Look for these vegetables in seed catalogs under a variety of terms: "Specialty Greens," "Oriental Greens," or simply "Chinese Cabbage." The latter term is a misnomer, however, as all of them-even the head-forming ones-are really in the turnip family (Brassica rapa), not the cabbage family (B. oleracea).

As you search the catalogs, be open-minded about spelling. In Asia all of these plants have aliases and alternative spellings, depending on the local culture. Some American seed catalogs helpfully list several spellings. If they sound alike, they are likely the same. For instance, bok choy equals pak choi.

How to Grow

A key feature of these plants is their capacity to germinate and grow rapidly in warm weather, a condition that still exists in most gardens in September. Yet they tolerate cold too, exactly the trait necessary at harvest time a month or two later. But you don`t need to wait 45 days to start picking. Begin to pick thinnings and outer leaves about 30 days after planting. You can also grow any of them as a cut-and-come-again crop, scattering seed about an inch apart in wide bands. Clip the young plants to within an inch or two of the soil as needed, allow them to regrow, then clip again.

Begin sowing seed about 60 to 45 days before the first frost date in your area. In mild weather, germination takes three to five days. Hot weather that would inhibit lettuce seeds is not a deterrent. Harvest the first thinnings as soon as four weeks later. Although the Asian greens excel for late summer and fall planting, you can plant them other times, too. The only caveat is they have a tendency to bolt to flower and seed as days become longer in spring.

Although direct-sowing is simple and works well, it`s best to start these crops in flats or in plastic trays with individual cells. This allows more control over water, nutrients, and light levels, and it allows you to quickly fill in garden space that opens up as the main summer crops mature and are removed.

Because all these vegetables grow so quickly, they do best when given very fertile soil and a steady supply of water. Work 1 to 2 inches of compost (or 1/2 inch of composted manure) into the ground at planting time. In dry weather, water twice a week, or use drip irrigation.

If you want to extend the harvest even longer into fall, protect young plants with row covers or cold frames. Light frosts don`t harm them, but night temperatures in the 28 to 25 F range will reduce quality and slow growth, even when plants aren`t damaged. In most climates, covering plants will allow several more weeks of production.

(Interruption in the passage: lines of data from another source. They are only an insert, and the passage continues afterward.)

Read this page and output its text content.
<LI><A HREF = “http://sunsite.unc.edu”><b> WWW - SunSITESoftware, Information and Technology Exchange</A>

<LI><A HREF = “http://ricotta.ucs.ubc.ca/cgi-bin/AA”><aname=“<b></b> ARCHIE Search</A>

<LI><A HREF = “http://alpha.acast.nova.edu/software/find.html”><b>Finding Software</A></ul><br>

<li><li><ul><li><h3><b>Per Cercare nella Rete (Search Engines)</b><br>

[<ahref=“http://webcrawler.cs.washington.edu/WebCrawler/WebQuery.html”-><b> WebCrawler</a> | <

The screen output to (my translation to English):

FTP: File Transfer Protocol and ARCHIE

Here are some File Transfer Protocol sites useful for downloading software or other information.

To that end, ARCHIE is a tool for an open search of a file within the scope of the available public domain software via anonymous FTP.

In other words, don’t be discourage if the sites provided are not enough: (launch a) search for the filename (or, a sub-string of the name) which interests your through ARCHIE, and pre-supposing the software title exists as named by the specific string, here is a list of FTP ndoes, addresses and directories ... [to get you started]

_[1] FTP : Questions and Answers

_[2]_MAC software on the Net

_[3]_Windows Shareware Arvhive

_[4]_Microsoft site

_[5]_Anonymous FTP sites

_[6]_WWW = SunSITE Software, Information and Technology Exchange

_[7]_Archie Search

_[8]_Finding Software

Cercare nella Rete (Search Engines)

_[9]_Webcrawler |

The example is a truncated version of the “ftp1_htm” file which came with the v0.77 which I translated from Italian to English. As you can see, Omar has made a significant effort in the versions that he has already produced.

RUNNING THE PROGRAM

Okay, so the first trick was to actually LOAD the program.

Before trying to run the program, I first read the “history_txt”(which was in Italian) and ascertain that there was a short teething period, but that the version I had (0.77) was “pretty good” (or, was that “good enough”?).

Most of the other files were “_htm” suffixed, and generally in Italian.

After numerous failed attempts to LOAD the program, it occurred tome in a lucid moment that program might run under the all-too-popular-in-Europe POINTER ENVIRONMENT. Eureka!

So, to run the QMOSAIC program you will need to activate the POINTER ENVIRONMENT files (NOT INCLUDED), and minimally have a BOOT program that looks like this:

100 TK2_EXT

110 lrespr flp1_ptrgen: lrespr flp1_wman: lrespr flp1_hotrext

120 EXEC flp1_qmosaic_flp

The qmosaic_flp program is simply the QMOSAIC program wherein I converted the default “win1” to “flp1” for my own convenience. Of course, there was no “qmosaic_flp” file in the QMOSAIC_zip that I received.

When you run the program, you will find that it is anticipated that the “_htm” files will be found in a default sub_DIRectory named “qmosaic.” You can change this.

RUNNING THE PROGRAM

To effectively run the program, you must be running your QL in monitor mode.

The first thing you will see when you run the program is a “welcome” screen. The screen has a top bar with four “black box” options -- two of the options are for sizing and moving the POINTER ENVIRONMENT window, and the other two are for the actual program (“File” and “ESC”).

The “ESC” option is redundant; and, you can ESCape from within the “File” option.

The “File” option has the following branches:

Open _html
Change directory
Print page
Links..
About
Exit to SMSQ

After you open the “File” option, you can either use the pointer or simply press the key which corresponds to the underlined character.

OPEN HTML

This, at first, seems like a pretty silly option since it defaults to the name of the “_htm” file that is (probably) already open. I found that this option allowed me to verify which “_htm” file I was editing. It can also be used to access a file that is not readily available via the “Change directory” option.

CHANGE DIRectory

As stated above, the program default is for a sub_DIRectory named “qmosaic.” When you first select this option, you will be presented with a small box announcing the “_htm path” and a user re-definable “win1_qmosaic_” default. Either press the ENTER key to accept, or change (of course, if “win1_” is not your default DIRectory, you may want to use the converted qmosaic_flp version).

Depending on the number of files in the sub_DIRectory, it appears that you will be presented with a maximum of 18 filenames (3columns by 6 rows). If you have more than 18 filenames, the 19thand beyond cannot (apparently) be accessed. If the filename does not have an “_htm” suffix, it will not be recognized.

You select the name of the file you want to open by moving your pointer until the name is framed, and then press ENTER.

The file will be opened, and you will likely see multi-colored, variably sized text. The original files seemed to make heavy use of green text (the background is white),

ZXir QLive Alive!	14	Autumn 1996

Asian cabbages (more properly turnips) are plagued by the same pests as all vegetables of that family: flea beetles, cabbage moths, and slugs. Flea beetles are devastating to seedlings, and beetle shot holes can disfigure the leaves badly. Row covers help here, too because they prevent the beetles from reaching the plants.

The other significant pest of these plants is the cabbage moth. Again, row covers prevent the moths from laying eggs. Once plants grow large and the covers need to come off, control the moth larvae with Bt (Bacillus thuringiensis). Slugs are also inordinately fond of these greens. Control them by handpicking or with traps.

If you can keep the pests away, as well as provide good, moist, well-drained soil, you`re sure to have abundant salads with a refreshing new twist at your house this fall. And when you get tired of salads, can always stir-fry these cabbages or cook them as you would other favorite greens.

All of these Asian greens are tender and succulent, but flavors vary from mild and clean to sharp and peppery. Some are deep green, others bright chartreuse. Leaf shapes can be large and broader than chard, or nearly as frilly as parsley. In traditional Japanese and Chinese cooking, these cabbages are lightly steamed or braised, but Americans are finding the young leaves to be ideal salad ingredients. Plant several kinds to get a mix of mild and pungent flavors. They combine well with regular lettuces, too.